CCIJ Member Winston Mwale Wins Southern Africa Media Award in Social Accountability Reporting
CCIJ Member Winston Mwale recently received national recognition for his article, “It Never Rains But Pours for Mkanda Community: How a Delivery Note Ended Up Putting Lives of Pregnant Women on the Line.”
Originally published in February of 2021 in The AfricaBrief, the story examines how the mismanagement of maternity ward resources at the Mkanda Health Centre in Mchinji has jeopardized the health and safety of pregnant women and infants. The facility, which aids over 200 women in delivery each month, is missing about 200 items, including beds, mattresses and medical equipment.
At the virtual Highway Africa event on June 22, Mwale’s story came in second for the 2021 Southern Africa Media Award in Social Accountability Reporting and was awarded $200 USD. Winston’s media start-up, the AfricaBrief, also got the 2021 Southern Africa Media Grant for Social Accountability Reporting.
His proposed story will investigate how COVID-19 restrictions put in place by the Malawi government to manage the spread of the pandemic have negatively affected people’s decisions on whether to go to health facilities, raising fears of long-term effects on the health of patients’ who are not able to access facilities.

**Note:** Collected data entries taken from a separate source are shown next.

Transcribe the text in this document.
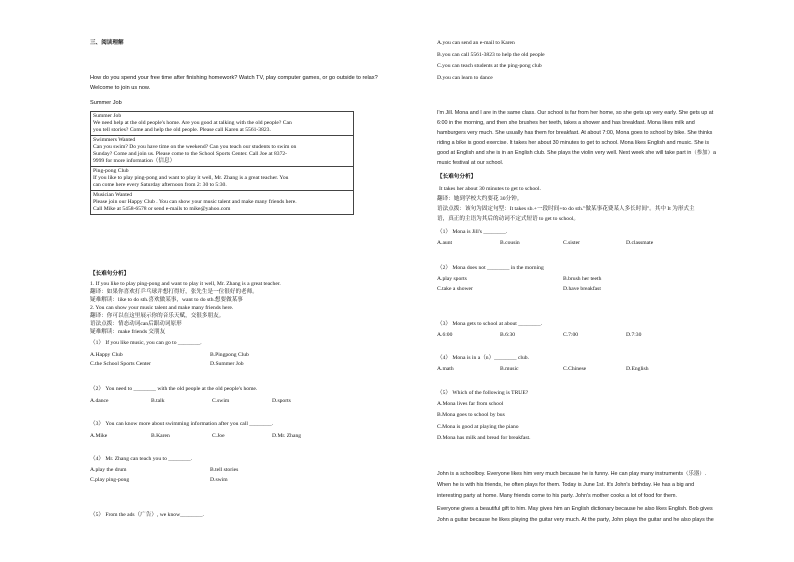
三、阅读理解
How do you spend your free time after finishing homework? Watch TV, play computer games, or go outside to relax?
Welcome to join us now.
Summer Job
Summer Job
We need help at the old people's home. Are you good at talking with the old people? Can
you tell stories? Come and help the old people. Please call Karen at 5561-3823.
Swimmers Wanted
Can you swim? Do you have time on the weekend? Can you teach our students to swim on
Sunday? Come and join us. Please come to the School Sports Center. Call Joe at 8372-
9999 for more information（信息）
Ping-pong Club
If you like to play ping-pong and want to play it well, Mr. Zhang is a great teacher. You
can come here every Saturday afternoon from 2: 30 to 5:30.
Musician Wanted
Please join our Happy Club . You can show your music talent and make many friends here.
Call Mike at 5458-6578 or send e-mails to mike@yahoo.com
【长难句分析】
1. If you like to play ping-pong and want to play it well, Mr. Zhang is a great teacher.
翻译：如果你喜欢打乒乓球并想打得好，张先生是一位很好的老师。
疑难解读：like to do sth.喜欢做某事，want to do sth.想要做某事
2. You can show your music talent and make many friends here.
翻译：你可以在这里展示你的音乐天赋，交很多朋友。
语法点拨：情态动词can后跟动词原形
疑难解读：make friends 交朋友
（1） If you like music, you can go to ________.
A.Happy Club	B.Pingpong Club
C.the School Sports Center	D.Summer Job
（2） You need to ________ with the old people at the old people's home.
A.dance	B.talk	C.swim	D.sports
（3） You can know more about swimming information after you call ________.
A.Mike	B.Karen	C.Joe	D.Mr. Zhang
（4） Mr. Zhang can teach you to ________.
A.play the drum	B.tell stories
C.play ping-pong	D.swim
（5） From the ads（广告）, we know________.
A.you can send an e-mail to Karen
B.you can call 5561-3823 to help the old people
C.you can teach students at the ping-pong club
D.you can learn to dance
I'm Jill. Mona and I are in the same class. Our school is far from her home, so she gets up very early. She gets up at
6:00 in the morning, and then she brushes her teeth, takes a shower and has breakfast. Mona likes milk and
hamburgers very much. She usually has them for breakfast. At about 7:00, Mona goes to school by bike. She thinks
riding a bike is good exercise. It takes her about 30 minutes to get to school. Mona likes English and music. She is
good at English and she is in an English club. She plays the violin very well. Next week she will take part in（参加）a
music festival at our school.
【长难句分析】
It takes her about 30 minutes to get to school.
翻译：她到学校大约要花 30分钟。
语法点拨：该句为固定句型：It takes sb.+一段时间+to do sth."做某事花费某人多长时间"。其中 It 为形式主
语，真正的主语为其后的动词不定式短语 to get to school。
（1） Mona is Jill's ________.
A.aunt	B.cousin	C.sister	D.classmate
（2） Mona does not ________ in the morning
A.play sports	B.brush her teeth
C.take a shower	D.have breakfast
（3） Mona gets to school at about ________.
A.6:00	B.6:30	C.7:00	D.7:30
（4） Mona is in a（n）________ club.
A.math	B.music	C.Chinese	D.English
（5） Which of the following is TRUE?
A.Mona lives far from school
B.Mona goes to school by bus
C.Mona is good at playing the piano
D.Mona has milk and bread for breakfast.
John is a schoolboy. Everyone likes him very much because he is funny. He can play many instruments（乐器）.
When he is with his friends, he often plays for them. Today is June 1st. It's John's birthday. He has a big and
interesting party at home. Many friends come to his party. John's mother cooks a lot of food for them.
Everyone gives a beautiful gift to him. May gives him an English dictionary because he also likes English. Bob gives
John a guitar because he likes playing the guitar very much. At the party, John plays the guitar and he also plays the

The story, which will use data journalism, will highlight trends regarding visits to health facilities in Malawi during the Covid-19 period.
The CCIJ’s Midyear Report Fundraising Event
Thank you to everyone who came to our first ever “Midyear Report” fundraising event on Sunday, June 27! Designed to raise money for our community, the event highlighted many exciting developments in our community, including Sonja Smith’s recent awards for her work on water access in Namibia, our launching of the first-ever metaverse space for journalism in Africa, and our recent story with SJV Water about the sinking of Corcoran, a city in California’s Central Valley, that appeared in The New York Times.
Photography Training with Nengi Nelson and Bénédicte Kurzen
On Thursday, June 24, the CCIJ’s ongoing training series had another exciting installment – a photography workshop featuring Nengi Nelson and Bénédicte Kurzen. Both Nelson and Kurzen work as documentary photographers in Nigeria. In a conversation lead by CCIJ’s Jon Lowenstein, the two discussed the importance of covering one’s local backyard and the strategies they employed to respectfully gain access to apprehensive communities. “I think for me, the one takeaway from this project would be that working in your own backyard doesn’t mean you have a complete understanding,” said Nelson. “You have to do the work to understand your backyard, respect your backyard and create work that honors your backyard.”